RECORD REVIEW: Mudgoose, Bird Tears (single) (2024)
RECORD REVIEW: Mudgoose, Bird Tears (single) (2024)
allow me to paint a picture for you. i’m sitting splayed on a couch in the corner of a cuba street flat. there’s long abandoned coffee mugs, half eaten dinners and ripped up gig posters lining the walls. around the room, neon coloured string zig zags in unclear patterns, mirroring the conversation that's drifting lazily through various topics. a terse roommate dressed in heavy metal regalia stares us down and leaves quickly. my presence here is tolerated mostly because i’m the only one who knows the secrets in Doom II.
the man who i’m currently backseat driving through his digital demon murder spree is the songwriter and frontman behind indie rock's Mudgoose, who’s been beginning to enjoy some time in the sun as of late. his track, Where? is nearing four thousand spotify streams (“that’s my creep, man”, he confides to me later, “i wanna stop playing it to mess with people”) and his other single this year, Here Come The Planes, quickly became my go to shower singing song when i first heard it. he’s positioned in a chair inches away from the screen, with his back towards me and the three (give or take. various “names” on the wellington scene will filter in and out as this tableau unfolds itself) guests he’s currently entertaining in his apartment. we sit musing on the brilliance of the obscure Sparklehorse cut that serves as an unfitting yet poignant soundtrack for the violence for a while as we sit, motionless, focused on the screen.
eventually, it’s made clear that i’m some kind of a music journalist. a position that exists In name only, really, but i’m not above using what little cachet i have to pry where i otherwise wouldn’t be able to. our host relents quickly and i’m given permission to enter the Mudgoose studio and hear some new tracks. his room stands in stark contrast to the rest of the house, being almost devoid of clutter. in front of me sits a laptop, a cassette four track, a single microphone and a guild electric guitar festooned with stickers. there’s a book on Tom Waits on the windowsill, and an unopened cup noodle next to the bed. neatly organized underneath the stereo is an impressive selection of LPs from various Mudgoose influences. (at a glance, i can see the Soft Bulletin, some Dinosaur Jr, and a Daniel Johnston tape.)
the tracks i’m played in this room include the single i’m supposed to be reviewing today, Bird Tears. it’s a slow, organ driven track dripping with a wet kind of emotion that feels good for you, like soup, or a hot shower. it’s healing and vulnerable. it’s a song that feels reflective and genuine, but also obscured and shy (maybe because it’d take someone smarter then me to understand the lyrics behind the distortion, who’s true meaning i think is known only to the author of the song, not the author of the review.) it sounds like the end of the party when the sun starts to come up, the drinks has run out a long time ago, and there’s nothing left to do but be heartbreakingly honest with the people around you.
even if the chord progression owes slightly to both Spiritualized’s Ladies and gentlemen we are floating in space and Yo La Tengo’s Autumn Sweater.

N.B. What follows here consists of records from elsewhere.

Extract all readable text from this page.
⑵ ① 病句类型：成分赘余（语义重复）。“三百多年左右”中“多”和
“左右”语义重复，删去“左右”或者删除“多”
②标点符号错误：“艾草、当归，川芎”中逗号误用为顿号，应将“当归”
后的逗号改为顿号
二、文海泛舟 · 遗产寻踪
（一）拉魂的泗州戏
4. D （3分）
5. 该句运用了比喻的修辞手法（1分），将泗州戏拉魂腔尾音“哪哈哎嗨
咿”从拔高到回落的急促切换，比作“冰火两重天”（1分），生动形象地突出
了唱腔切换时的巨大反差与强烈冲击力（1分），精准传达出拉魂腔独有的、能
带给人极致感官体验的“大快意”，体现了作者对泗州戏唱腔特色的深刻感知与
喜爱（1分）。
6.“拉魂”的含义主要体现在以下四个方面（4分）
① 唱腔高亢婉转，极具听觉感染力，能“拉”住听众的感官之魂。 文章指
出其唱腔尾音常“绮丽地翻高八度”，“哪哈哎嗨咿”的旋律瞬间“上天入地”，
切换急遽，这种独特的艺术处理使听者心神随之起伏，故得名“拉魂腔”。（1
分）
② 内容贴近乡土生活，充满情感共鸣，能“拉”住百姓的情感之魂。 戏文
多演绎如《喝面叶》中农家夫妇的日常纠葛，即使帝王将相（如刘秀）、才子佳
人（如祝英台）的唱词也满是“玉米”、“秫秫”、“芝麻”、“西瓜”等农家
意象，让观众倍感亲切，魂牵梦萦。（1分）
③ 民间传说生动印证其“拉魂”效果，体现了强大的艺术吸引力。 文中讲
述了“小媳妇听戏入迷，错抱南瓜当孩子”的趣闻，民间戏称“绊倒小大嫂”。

Mudgoose’s crooned vocals and lofi production efforts evoke the feeling of listening to the voice of someone who you haven’t spoken too for a long time, and maybe it’s not your fault you haven’t been able to talk. if there wasn’t already a soundtrack to reading over a transcript of your own breakup i think it was just written. it’s a weird kind of melancholy that i enjoy wallowing in, at least for the duration of the song. and on repeat listens it’s still got the same emotional impact. time will tell if the full album this single is teasing holds up this level of quality (yeah, it does. i heard it.), but out of everything that came out this week (fuck, it does hurt me that i can’t heap praise on the new Feshh thing but i got other shit going on and they’re big enough on their own. Still, i hope this footnote convinces you to check that out as well), this is the one that got stuck in my head for long enough to get me to write about it. go buy it, buy copies for your children, and buy them extra copies to hand down to your children’s children, man.